Aspects of the Relationship between Logos and the Work of Art through the Case of Four Greek Visual ArtistsRole: Contributor 
Publication Title: EP Journal 6 (2022)
Editor: Danai Giannoglou
Publisher: Enterprise Projects
Language: English / Greek
Graphic Design: Bend
Date: 2022
Location: Athens


This text was written in response to an invitation from Enterprise Project and its publishing initiative, EP Journal, to contribute an original research-based piece for their online publication.

It explores key questions in art theory and history through the concept of Logos—the organizing idea at the core of my doctoral dissertation. Defined here as language, reason, discourse, mathematical structure, and myth, Logos is examined in relation to the work of art through the practices of four Greek visual artists: Constantin Xenakis, Nausika Pastra, Pantelis Xagoraris, and Bia Davou.

I argue that these artists, working primarily from the late 1960s through the 1980s, extended Greek conceptual art beyond pure abstraction by approaching art as a system of communication shaped by language, logic, codes, seriality, and symbolic structures. Xenakis built visual sign systems and brought them into public space. Pastra worked through geometric and deductive methods. Xagoraris composed with mathematics and early computer processes. Davou began with binary systems and moved, gradually, toward myth and weaving.
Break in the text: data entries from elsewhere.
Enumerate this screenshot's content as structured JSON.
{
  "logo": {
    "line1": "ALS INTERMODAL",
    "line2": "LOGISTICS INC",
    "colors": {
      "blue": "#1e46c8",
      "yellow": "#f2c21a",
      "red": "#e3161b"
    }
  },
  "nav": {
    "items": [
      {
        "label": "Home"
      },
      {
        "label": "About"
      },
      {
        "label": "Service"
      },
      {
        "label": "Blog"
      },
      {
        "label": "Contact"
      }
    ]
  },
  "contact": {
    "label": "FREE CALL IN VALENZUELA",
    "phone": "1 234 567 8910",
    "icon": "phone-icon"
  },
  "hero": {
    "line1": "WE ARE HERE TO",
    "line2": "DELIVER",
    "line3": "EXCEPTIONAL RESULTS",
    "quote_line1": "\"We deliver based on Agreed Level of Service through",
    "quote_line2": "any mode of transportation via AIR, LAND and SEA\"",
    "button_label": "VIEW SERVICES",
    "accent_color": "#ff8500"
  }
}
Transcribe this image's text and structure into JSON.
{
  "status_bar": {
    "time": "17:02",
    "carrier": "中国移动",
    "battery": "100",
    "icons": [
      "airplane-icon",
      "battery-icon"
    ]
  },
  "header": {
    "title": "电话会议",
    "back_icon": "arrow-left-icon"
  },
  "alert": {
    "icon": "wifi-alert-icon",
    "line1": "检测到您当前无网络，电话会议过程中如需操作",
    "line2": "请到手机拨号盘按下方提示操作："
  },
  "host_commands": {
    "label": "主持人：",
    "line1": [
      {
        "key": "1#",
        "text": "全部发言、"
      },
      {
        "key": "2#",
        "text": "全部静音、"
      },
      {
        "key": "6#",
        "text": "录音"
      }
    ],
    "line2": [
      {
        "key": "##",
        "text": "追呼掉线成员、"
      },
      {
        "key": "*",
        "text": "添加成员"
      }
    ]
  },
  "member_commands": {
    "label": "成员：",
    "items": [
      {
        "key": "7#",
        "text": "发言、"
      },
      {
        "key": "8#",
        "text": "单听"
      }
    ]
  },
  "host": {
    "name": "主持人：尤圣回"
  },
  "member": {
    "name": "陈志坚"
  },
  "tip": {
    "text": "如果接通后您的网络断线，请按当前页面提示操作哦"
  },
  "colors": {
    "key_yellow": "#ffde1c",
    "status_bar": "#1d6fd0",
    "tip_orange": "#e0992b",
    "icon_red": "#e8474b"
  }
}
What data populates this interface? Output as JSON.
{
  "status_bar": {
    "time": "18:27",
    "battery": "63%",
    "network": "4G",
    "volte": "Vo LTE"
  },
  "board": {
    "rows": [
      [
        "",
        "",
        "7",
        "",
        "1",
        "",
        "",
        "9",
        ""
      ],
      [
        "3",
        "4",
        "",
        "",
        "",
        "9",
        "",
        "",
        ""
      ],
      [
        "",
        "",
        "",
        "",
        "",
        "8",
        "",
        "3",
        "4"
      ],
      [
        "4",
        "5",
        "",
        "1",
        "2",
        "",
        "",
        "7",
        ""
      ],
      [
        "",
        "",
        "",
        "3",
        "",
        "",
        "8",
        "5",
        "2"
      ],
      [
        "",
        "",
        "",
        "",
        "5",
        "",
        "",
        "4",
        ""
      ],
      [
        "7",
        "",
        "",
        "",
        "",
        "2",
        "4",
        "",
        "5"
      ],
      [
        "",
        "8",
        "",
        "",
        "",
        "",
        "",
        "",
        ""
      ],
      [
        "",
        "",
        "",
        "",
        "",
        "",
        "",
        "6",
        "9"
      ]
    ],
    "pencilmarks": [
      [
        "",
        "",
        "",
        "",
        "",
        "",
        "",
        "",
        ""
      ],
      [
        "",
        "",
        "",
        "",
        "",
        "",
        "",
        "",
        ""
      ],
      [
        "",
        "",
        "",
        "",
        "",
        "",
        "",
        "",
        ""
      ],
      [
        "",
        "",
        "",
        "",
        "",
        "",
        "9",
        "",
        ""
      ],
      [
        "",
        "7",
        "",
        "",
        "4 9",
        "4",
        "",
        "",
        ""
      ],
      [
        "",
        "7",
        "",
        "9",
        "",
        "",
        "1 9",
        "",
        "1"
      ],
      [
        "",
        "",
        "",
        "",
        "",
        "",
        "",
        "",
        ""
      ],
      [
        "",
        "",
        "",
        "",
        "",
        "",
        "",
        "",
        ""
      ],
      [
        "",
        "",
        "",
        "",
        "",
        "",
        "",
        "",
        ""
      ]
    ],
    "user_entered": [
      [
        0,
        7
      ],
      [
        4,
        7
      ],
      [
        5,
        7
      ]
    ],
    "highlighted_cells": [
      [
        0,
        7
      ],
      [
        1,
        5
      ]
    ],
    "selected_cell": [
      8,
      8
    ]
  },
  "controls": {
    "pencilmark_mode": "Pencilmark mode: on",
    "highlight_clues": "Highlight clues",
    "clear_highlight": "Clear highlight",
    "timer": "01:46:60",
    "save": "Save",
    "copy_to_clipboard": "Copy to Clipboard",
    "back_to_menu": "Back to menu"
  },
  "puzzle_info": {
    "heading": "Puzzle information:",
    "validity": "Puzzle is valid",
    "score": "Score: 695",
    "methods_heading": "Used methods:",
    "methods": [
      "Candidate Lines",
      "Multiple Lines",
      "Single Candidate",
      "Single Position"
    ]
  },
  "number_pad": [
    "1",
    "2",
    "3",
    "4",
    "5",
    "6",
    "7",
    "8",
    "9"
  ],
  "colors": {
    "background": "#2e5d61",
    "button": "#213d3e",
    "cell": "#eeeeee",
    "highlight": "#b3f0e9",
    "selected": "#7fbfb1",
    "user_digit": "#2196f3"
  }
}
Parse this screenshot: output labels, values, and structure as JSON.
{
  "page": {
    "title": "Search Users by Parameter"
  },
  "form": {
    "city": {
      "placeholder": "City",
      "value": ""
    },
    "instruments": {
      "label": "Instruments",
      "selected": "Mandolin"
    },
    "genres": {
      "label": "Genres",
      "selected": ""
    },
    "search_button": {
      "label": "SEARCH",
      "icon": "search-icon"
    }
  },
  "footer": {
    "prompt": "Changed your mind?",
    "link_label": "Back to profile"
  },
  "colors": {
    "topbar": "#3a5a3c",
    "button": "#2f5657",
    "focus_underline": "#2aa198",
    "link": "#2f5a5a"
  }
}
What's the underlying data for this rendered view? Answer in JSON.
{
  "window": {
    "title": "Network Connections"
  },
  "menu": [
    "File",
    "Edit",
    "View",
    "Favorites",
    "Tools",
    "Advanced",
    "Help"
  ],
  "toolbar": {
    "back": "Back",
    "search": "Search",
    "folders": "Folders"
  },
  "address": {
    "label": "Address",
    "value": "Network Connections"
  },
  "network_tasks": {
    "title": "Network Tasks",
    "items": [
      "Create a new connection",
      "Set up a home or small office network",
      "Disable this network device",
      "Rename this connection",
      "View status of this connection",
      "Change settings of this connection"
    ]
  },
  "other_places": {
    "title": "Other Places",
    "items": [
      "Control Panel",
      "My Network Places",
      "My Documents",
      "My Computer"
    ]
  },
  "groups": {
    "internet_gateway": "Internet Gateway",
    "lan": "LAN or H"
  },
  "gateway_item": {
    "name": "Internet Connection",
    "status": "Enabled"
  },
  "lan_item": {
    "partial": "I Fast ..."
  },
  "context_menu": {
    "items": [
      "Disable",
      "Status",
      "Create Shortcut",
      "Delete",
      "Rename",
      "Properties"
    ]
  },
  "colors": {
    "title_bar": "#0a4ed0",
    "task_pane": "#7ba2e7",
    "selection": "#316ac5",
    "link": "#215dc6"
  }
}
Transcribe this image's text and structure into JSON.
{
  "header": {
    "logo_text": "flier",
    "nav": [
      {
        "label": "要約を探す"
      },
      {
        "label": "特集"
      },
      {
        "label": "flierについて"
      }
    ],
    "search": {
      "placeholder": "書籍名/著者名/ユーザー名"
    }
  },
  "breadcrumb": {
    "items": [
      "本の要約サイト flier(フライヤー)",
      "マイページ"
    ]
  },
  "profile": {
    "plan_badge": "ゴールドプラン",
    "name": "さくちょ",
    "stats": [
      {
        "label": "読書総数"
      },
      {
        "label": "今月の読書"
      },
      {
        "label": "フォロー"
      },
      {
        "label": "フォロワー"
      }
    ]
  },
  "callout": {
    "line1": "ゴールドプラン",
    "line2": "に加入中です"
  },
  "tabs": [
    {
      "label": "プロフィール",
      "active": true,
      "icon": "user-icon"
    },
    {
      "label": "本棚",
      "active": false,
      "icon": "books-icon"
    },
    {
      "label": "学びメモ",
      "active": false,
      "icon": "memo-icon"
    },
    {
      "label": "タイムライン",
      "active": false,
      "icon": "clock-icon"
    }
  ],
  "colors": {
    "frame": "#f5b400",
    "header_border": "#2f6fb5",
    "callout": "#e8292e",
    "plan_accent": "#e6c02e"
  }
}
Together, their practices reveal how Greek artists engaged Logos not only as text or speech, but also as a method for structuring perception, meaning, and experience. The essay concludes that their work valued process over object, activated the viewer as a participant, and reintroduced myth as a way of understanding reality, thus giving Greek conceptual practice a distinct intellectual and poetic dimension.